Talash représentera également les voix et les rêves des femmes afghanes lorsqu’elle montera sur la scène mondiale.
« Si je suis ici, ce n’est pas parce que j’ai peur des talibans ou à cause de ma vie, non », a déclaré l’athlète d’un ton de défi. « Je veux réaliser mon grand rêve, je veux faire quelque chose pour les filles afghanes.
Après avoir participé à ses premiers Jeux Olympiques, Talash prévoit également de lancer une ligne de vêtements qui s’inspire de son pays d’origine et qui pourrait même aider les femmes qui ne peuvent pas travailler.
« J’ai beaucoup de projets pour les filles qui vivent en Afghanistan », a-t-elle déclaré. « Si vous ne pouvez pas travailler à l’extérieur, vous pouvez travailler à la maison et vous pouvez m’aider à fabriquer des vêtements ici. J’ai donc beaucoup de projets.
Talash reste également optimiste quant à l’avenir de l’Afghanistan et espère même rentrer chez elle et concourir un jour pour son propre pays. « Je pense que l’avenir de l’Afghanistan peut ressembler à celui d’autres pays », ajoute-t-elle. « Si les talibans partent, je partirai. J’aimerais retourner dans mon pays », a-t-elle déclaré.

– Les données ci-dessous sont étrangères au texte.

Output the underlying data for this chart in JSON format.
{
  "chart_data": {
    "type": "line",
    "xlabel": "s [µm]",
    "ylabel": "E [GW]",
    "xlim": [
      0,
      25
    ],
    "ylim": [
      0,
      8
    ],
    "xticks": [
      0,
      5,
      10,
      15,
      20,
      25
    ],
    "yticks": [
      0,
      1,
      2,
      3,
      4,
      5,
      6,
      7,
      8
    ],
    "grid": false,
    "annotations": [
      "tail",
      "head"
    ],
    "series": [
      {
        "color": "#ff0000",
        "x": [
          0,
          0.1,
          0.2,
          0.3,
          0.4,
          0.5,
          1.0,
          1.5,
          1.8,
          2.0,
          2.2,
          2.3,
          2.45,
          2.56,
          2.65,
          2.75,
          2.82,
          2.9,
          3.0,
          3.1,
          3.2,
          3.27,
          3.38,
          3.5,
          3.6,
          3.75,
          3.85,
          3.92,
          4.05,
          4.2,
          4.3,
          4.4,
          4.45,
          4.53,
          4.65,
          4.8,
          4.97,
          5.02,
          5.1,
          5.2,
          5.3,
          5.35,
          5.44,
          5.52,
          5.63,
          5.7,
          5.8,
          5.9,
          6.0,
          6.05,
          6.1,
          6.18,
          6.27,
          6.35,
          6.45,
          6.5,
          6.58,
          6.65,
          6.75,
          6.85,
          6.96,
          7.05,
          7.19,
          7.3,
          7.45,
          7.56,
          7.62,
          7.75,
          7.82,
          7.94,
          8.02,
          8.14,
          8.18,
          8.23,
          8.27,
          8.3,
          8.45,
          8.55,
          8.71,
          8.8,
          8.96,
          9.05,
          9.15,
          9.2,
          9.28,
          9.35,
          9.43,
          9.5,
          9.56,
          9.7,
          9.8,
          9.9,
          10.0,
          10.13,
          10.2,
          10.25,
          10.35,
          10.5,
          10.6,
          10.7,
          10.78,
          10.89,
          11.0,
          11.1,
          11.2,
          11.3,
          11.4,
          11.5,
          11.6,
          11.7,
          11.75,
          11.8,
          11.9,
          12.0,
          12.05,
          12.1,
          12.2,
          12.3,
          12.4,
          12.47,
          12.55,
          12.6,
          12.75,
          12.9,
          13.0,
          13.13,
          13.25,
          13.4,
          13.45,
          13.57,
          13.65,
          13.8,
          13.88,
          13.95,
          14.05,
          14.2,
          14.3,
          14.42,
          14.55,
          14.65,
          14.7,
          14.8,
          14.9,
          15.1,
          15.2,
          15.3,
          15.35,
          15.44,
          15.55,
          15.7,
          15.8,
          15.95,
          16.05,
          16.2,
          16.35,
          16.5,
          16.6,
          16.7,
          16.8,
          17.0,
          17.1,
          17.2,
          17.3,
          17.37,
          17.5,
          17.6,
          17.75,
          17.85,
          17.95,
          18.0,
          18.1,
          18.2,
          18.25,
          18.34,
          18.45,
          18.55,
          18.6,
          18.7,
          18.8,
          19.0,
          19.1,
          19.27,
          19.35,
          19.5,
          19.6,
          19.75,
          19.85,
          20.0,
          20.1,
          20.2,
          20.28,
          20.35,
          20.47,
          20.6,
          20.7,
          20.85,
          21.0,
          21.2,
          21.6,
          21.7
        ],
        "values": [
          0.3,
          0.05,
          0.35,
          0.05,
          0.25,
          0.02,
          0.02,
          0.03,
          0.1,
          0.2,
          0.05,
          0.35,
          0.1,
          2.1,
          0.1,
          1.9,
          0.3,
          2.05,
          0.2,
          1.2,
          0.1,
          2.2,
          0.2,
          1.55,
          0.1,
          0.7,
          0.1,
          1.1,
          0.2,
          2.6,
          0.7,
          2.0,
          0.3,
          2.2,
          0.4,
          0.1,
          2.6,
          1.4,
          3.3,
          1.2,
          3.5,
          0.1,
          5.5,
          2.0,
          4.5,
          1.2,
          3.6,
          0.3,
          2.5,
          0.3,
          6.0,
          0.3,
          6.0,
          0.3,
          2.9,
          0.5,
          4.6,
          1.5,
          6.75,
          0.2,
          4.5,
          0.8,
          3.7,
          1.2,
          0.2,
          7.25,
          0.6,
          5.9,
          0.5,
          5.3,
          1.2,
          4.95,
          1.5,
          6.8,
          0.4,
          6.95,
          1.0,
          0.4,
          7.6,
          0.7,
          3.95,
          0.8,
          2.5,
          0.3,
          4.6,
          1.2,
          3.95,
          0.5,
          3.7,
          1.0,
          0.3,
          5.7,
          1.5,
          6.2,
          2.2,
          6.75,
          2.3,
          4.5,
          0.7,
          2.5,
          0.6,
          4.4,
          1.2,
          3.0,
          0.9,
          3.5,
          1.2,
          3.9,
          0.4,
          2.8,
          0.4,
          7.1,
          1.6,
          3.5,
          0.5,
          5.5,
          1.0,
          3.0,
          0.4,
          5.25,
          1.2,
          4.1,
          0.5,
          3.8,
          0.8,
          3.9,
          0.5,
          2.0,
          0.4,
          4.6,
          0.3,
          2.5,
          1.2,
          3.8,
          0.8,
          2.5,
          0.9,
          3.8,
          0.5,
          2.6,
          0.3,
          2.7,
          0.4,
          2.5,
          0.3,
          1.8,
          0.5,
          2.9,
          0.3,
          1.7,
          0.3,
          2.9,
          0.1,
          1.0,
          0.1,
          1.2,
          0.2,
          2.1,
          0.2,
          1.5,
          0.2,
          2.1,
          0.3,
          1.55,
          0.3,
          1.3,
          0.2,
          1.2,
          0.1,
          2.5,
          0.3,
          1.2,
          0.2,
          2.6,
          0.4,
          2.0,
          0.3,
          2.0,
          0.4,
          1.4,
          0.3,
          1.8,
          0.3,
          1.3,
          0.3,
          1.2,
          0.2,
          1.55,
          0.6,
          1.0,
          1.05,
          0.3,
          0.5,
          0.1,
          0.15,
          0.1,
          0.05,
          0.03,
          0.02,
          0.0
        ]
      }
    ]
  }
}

Comme d’autres voix afghanes impliquées dans les Jeux Olympiques de cette année, Talash est déterminée à ce que les femmes et les filles afghanes restent au premier plan des préoccupations des gens.
S’il vous plaît, n’oubliez pas les filles qui sont en Afghanistan », a-t-elle demandé, ajoutant : « Ma participation aux Jeux montre le courage des Afghanes : « Ma participation aux Jeux montre le courage des filles afghanes, ce qui signifie que tout le monde peut réaliser ses rêves, même s’il est en cage.